LENGUANTES
Por: Lulú V. Barrera*
A Soledad, Samia, Iran y Karla
Mi madre siempre me dijo “no te cases”, y mi padre me animó a lanzarme y hacer cosas temerarias sin miedo. Nunca lo pensaron así, pero estas fueron experiencias nacientes de mi pulso vital feminista.
Mis padres también me metieron a una escuela de monjas y puras mujeres en la secundaria; era obligado ir a misa cada semana y cantar a coro la misa es una fiesta muy alegre aunque fuera aburridísima.
En el seno de la educación católica empecé a dudar de ella y todo lo que esperaba de mí. Un día, una madre entró al salón y nos habló de masturbación sin siquiera nombrar la palabra.

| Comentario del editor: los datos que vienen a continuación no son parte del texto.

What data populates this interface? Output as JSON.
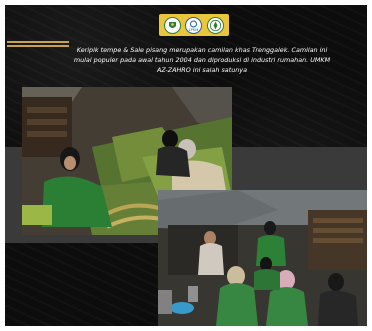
{
  "header": {
    "logos": [
      {
        "icon": "crest-logo-icon"
      },
      {
        "icon": "lpkm-logo-icon",
        "text": "LPKM"
      },
      {
        "icon": "university-seal-icon"
      }
    ]
  },
  "caption": {
    "text": "Keripik tempe & Sale pisang merupakan camilan khas Trenggalek. Camilan ini mulai populer pada awal tahun 2004 dan diproduksi di industri rumahan. UMKM AZ-ZAHRO ini salah satunya"
  },
  "colors": {
    "background": "#0d0d0d",
    "band": "#3a3a3a",
    "accent": "#e9c63b",
    "stripe": "#c9a24a",
    "text": "#ffffff"
  },
  "photos": [
    {
      "icon": "photo-women-sorting-banana-leaves"
    },
    {
      "icon": "photo-group-at-production-site"
    }
  ]
}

Todo nos evocaba a un impulso misterioso de llevar las manos a un lugar oculto ya en la cama antes de irnos a dormir, ante lo que deberíamos siempre recordar poner las palmas de las manos juntas y a un lado de nuestra cabeza y resistirlo.
La verdad es que eso poco nos importaba, lo que queríamos era experimentarlo todo, teníamos 12 años y cada día nos sentíamos más grandes, lo veíamos en nuestro cuerpo.

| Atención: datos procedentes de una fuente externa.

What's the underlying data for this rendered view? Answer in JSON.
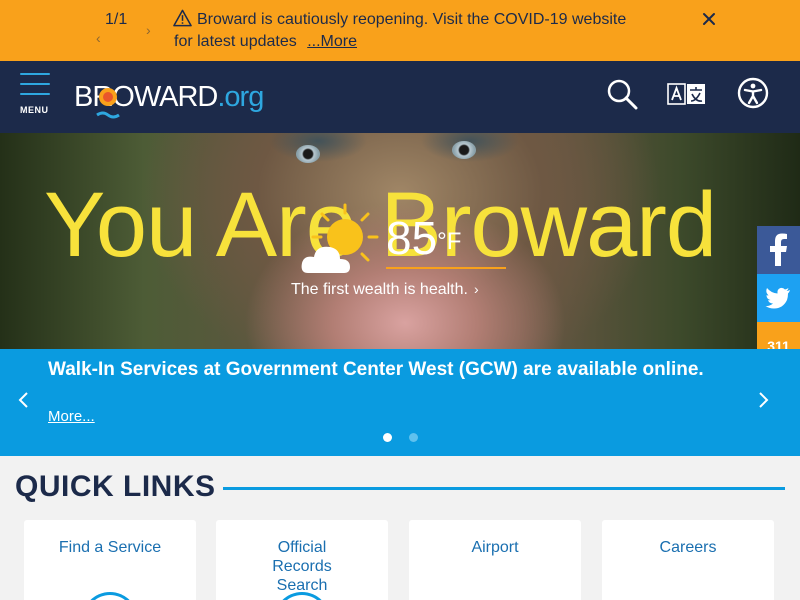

Ya habíamos pasado por querer tener el pelo suelto como Gloria Trevi, empezábamos a escuchar a Nirvana, y gritábamos “Ironic” con Alanis Morissette; tarareábamos cosas incomprensibles que nos sonaran a inglés mientras bailábamos “Short dick man” sin tener la más remota consciencia de lo que estábamos diciendo.
Teníamos que optar por tomar clases de cocina, taquimecanografía y decoración, sí, aborreciblemente estereotípico, pero estando juntas todo era más divertido.
Nos sentíamos libres y hacíamos lo que nos daba la gana. Nos portábamos mal, desafiábamos las reglas y complotábamos para hacerlo: una vez quedamos todas en inventarle algún pecado interesante al padre en la confesión.
En realidad queríamos vivir solas a los 18 y tener sexo; no teníamos muy claro cómo sucedería, nuestra educación sexual fue inexistente. A la maestra que nos enseñó a poner un condón con el dibujo de un pene en una cartulina la corrieron, no había internet y la pornografía que podíamos llegar a tener efímeramente eran las revistas que nuestros tíos escondían debajo del colchón.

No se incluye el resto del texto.